Dish is a social practice project that invites participants to learn favorite home made dishes made by their elders.
When my grandmother passed away, my cousin talked about how whenever he visited her, she would always make his favorite dish, zha jiang mien. He claimed that he never tasted a better version, and lamented how he will never be able to taste it again. I thought to myself, “how come none of us learned to make this dish from grandma?”
Memory is an important part of this project. When my cousin talked about my grandma's zha jiang mien, he talked about during his college years when he visited her, she would always make a batch for him to bring back to school so that he can have it for a few more days. I believe that this was one of the reason why this dish was so important to him, how at the time, it was not only his favorite dish by her, but also the love that carried with it.
In Dish, participants interview their elders to learn about the dish, the process to make it, the stories behind it, and then video document the learning process. Dish not only allows the participant to learn these homemade dishes but also helps strengthen the bond between the generations. Dish is an ongoing project where I hope to collect as many stories behind these dishes and share the recipes.
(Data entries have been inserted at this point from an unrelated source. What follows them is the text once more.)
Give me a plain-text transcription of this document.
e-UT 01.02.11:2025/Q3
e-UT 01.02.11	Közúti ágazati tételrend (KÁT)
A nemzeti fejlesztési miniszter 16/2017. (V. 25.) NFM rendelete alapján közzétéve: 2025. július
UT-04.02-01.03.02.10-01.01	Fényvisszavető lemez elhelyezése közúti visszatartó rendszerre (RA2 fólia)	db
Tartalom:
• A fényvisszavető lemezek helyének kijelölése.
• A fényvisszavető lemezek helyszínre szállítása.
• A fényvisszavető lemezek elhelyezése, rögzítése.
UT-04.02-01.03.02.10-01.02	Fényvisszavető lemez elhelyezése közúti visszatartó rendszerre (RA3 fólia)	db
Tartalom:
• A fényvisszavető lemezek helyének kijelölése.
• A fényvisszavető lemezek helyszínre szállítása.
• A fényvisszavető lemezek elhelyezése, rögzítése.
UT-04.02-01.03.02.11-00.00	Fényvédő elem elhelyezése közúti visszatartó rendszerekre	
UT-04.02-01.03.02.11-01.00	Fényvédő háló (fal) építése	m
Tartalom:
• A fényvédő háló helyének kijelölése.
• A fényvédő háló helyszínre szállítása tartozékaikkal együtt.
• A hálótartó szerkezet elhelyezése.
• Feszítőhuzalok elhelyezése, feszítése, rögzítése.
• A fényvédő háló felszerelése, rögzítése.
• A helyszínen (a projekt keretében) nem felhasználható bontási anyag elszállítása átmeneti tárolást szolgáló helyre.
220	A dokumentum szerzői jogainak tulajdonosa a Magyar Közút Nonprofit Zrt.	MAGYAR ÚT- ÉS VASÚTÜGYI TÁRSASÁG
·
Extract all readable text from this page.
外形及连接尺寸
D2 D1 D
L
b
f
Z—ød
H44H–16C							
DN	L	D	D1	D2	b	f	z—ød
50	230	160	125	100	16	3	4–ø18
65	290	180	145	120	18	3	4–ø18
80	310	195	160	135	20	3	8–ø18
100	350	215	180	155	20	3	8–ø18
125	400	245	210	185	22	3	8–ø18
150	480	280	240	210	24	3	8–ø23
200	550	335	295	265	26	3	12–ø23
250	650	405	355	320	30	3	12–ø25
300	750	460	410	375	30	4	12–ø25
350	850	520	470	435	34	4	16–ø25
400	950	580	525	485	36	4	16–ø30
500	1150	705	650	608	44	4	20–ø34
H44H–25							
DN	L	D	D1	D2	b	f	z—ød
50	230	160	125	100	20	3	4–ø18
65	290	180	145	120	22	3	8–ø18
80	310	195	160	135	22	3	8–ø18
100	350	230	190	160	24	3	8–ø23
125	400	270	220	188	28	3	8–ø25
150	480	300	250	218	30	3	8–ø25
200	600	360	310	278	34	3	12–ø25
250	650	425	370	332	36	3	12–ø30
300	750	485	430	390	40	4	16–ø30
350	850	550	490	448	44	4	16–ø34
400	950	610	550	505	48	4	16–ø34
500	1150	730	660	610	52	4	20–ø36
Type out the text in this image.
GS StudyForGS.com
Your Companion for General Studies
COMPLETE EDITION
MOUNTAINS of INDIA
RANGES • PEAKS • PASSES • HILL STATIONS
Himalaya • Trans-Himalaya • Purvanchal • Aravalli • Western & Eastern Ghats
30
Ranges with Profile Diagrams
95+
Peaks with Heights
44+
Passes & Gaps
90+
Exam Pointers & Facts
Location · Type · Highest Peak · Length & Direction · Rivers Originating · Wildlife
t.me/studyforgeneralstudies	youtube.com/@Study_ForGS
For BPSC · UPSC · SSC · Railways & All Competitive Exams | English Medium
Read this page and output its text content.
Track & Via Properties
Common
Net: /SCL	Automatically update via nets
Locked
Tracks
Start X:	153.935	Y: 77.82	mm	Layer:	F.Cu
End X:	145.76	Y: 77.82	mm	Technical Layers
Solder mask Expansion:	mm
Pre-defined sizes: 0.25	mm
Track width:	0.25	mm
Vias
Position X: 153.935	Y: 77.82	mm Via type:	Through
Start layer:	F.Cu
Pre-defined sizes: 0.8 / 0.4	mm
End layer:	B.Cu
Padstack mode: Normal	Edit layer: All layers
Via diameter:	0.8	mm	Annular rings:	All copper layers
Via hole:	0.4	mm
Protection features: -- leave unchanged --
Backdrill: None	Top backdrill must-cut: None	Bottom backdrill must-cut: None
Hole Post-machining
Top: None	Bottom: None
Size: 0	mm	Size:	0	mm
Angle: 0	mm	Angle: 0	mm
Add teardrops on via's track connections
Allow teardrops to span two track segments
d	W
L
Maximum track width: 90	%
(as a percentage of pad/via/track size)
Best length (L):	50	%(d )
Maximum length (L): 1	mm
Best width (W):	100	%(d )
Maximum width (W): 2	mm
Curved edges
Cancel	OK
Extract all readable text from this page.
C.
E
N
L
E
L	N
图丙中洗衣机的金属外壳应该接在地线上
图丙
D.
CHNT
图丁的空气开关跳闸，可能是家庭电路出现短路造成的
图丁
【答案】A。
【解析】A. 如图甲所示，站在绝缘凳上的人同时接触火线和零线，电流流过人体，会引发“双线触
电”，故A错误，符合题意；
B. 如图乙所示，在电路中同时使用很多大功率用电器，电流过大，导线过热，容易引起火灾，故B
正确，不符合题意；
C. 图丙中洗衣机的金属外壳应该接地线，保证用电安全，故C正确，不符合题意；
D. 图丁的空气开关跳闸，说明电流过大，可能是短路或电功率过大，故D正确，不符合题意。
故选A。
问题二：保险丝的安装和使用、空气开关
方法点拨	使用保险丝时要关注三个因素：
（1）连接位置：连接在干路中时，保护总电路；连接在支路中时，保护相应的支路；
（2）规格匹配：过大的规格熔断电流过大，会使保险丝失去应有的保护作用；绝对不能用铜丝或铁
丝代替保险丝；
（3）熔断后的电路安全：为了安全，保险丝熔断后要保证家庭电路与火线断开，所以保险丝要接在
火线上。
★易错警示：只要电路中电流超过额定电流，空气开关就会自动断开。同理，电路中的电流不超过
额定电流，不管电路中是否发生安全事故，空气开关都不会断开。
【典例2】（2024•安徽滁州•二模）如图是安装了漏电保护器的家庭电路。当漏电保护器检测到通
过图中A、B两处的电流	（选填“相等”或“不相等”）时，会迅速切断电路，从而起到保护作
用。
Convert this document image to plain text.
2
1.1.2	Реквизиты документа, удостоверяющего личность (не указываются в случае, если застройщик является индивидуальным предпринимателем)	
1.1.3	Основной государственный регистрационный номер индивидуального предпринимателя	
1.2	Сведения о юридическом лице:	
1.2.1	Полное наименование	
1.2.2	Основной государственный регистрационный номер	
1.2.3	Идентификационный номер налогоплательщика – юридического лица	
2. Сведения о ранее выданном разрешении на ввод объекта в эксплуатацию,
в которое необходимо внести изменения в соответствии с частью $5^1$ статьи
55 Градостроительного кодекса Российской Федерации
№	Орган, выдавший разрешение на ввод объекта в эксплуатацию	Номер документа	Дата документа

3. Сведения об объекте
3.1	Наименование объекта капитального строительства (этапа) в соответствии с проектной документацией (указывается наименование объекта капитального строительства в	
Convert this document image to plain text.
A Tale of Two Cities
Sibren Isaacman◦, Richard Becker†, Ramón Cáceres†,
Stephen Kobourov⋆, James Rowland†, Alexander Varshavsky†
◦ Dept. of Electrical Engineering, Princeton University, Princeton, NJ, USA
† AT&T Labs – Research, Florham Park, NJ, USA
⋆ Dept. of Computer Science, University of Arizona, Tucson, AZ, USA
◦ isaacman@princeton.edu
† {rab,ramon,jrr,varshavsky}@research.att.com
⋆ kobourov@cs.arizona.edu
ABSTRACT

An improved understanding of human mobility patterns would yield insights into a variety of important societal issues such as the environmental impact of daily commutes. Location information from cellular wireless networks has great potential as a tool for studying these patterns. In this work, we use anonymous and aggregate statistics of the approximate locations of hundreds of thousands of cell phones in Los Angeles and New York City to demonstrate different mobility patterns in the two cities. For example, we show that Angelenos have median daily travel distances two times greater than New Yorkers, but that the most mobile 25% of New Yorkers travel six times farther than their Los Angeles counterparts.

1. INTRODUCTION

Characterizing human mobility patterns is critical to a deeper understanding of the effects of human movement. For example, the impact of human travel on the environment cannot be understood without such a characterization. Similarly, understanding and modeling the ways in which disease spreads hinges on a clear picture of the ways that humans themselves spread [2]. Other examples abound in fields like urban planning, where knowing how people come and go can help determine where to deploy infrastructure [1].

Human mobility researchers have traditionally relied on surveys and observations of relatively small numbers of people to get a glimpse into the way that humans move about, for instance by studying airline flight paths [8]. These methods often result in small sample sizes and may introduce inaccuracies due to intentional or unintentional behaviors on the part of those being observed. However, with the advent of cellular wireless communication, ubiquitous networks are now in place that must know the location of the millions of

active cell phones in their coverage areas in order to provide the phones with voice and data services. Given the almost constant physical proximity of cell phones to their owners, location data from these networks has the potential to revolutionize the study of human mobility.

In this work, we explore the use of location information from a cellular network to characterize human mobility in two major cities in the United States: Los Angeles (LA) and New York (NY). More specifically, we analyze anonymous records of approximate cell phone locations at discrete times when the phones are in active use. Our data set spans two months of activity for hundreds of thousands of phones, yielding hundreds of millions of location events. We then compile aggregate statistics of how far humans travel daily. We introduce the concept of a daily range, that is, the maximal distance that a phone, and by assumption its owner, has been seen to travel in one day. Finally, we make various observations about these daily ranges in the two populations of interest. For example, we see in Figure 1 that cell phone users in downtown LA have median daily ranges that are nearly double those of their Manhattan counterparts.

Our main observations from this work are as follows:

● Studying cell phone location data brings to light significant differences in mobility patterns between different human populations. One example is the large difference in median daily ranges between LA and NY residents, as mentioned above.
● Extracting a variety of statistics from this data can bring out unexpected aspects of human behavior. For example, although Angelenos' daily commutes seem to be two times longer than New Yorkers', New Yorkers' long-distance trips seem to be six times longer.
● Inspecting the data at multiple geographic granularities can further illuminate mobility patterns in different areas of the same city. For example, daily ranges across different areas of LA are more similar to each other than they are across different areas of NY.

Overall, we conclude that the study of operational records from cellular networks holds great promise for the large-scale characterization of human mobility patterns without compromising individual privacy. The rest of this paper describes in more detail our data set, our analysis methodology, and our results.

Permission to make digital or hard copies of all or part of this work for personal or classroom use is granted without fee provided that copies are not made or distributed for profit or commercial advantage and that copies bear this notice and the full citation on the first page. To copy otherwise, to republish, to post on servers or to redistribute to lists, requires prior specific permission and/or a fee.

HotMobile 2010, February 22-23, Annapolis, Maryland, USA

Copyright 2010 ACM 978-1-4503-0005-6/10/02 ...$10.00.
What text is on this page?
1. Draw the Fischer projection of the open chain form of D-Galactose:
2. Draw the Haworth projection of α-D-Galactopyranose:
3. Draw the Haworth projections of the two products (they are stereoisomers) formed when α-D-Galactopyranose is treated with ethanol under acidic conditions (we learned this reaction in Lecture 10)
Dish has been supported in part by the Leeway Foundation’s Art and Change Grant, and Asian Arts Initiative’s Social Practice Lab Artist-in-Resident.
About the Artists
Yvonne Lung is an interdisciplinary artist with work ranging from sculpture, performance, video, to social practice. She received her MFA from University of Nevada Las Vegas, and her BFA from Texas Tech University. Artist residencies include Skowhegan School of Painting and Sculpture, Art Omi International Artist Residency, Many Mini Residency, and Asian Arts Initiative’s Social Practice Lab Artist in Resident. She was a recipient of the Leeway Foundation’s Art and Change Grant in 2008 and 2015, a Jackpot grant by The Nevada Arts Council, and was awarded the Fleisher Art Memorial’s Wind Challenge Exhibition in 2008. She has exhibited and curated in various places including, California, Texas, Nevada, Washington, Maine, and Pennsylvania. She was a co-founder of Practice Gallery from 2012-17, a space that seeks to support artist practices that focus on performance, participation, and experiment. She is currently an Adjunct Assistant Professor at Tyler School of Art, Temple University, and is the General Manager for Nichole Canuso Dance Company. She is a member of the Philadelphia Chinatown Dragon Boat Team and resides in Philadelphia with her partner Dustin, who is also an artist.
To see other artworks by Yvonne, please visit www.yvonnelung.com.
Tianyao Ma is the video intern for Dish and is responsible for editing and subtitling the videos from the participants for this project. She is a documentary filmmaker from China. Graduating with a B.A degree in film/TV production, she is currently pursuing an MFA degree at Temple University. Passionate about visual anthropology and documentary art, her works mainly focus on marginal groups who are unable to hold their voices. She believes that film has its social responsibility and will lead to change.
Mary Rose Zuppo is the graphic design intern for Dish and is responsible for Dish’s website and printed materials. She is currently an undergraduate at Temple University, pursuing her BFA in Graphic Design at Tyler School of Art. She enjoys sunsets, long walks on the beach, and candle lit dinners.
About the Groups
Philadelphia Chinatown Dragon Boat Team
Yvonne has been a member of the Philadelphia Chinatown Dragon Boat Team since 2011. The team embraces anyone who is interested in the sport and the culture of dragon boating, but is also a community building team where both youth, elders, people of various backgrounds are welcome. Yvonne has been slowly working with members of this community on Dish and hopes to continue to do so.
YAW is the Youth Arts Workshop by Asian Arts Initiative. It provides art-making opportunities and a safe space for Asian American teens and fellow students from all backgrounds to share their experiences and connect with a sense of community. The goal of YAW is for teens in the program gain greater understanding of their own and each other’s experience, develop critical thinking skills through dialogue and storytelling, find ways to incorporate their experience and understanding into their art, and demonstrate improvement in specific artistic skills. YAW’s tuition fee is on a sliding scale, pay-what-you-can basis where students have an option to pay between $0 to the maximum suggested fee. Yvonne worked with the 2017 summer YAW program students on Dish, and on the last day cooked with the students to recreate these dishes for the end of summer YAW celebration.
Central High School
Located in the Logan section of Philadelphia, PA, Central High School is a four-year university preparatory magnet school. Through the invitation of Kenneth Hung, a social studies teacher at Central High, Yvonne worked with his Immigration History homeroom. The purpose of the Immigration History homeroom is to enable students to deepen their understanding of key themes in the U.S. immigration history. In doing so, students examine the topic from multiple perspectives, focusing on how the history and current issues facing immigrant groups in the U.S. are interconnected with systems of oppression such as racism, sexism, classism, and heterosexism. Through their participation in the Dish students are able to accomplish these goals by comparing the different immigration histories of their families and while developing meaningful relationships with participating family members.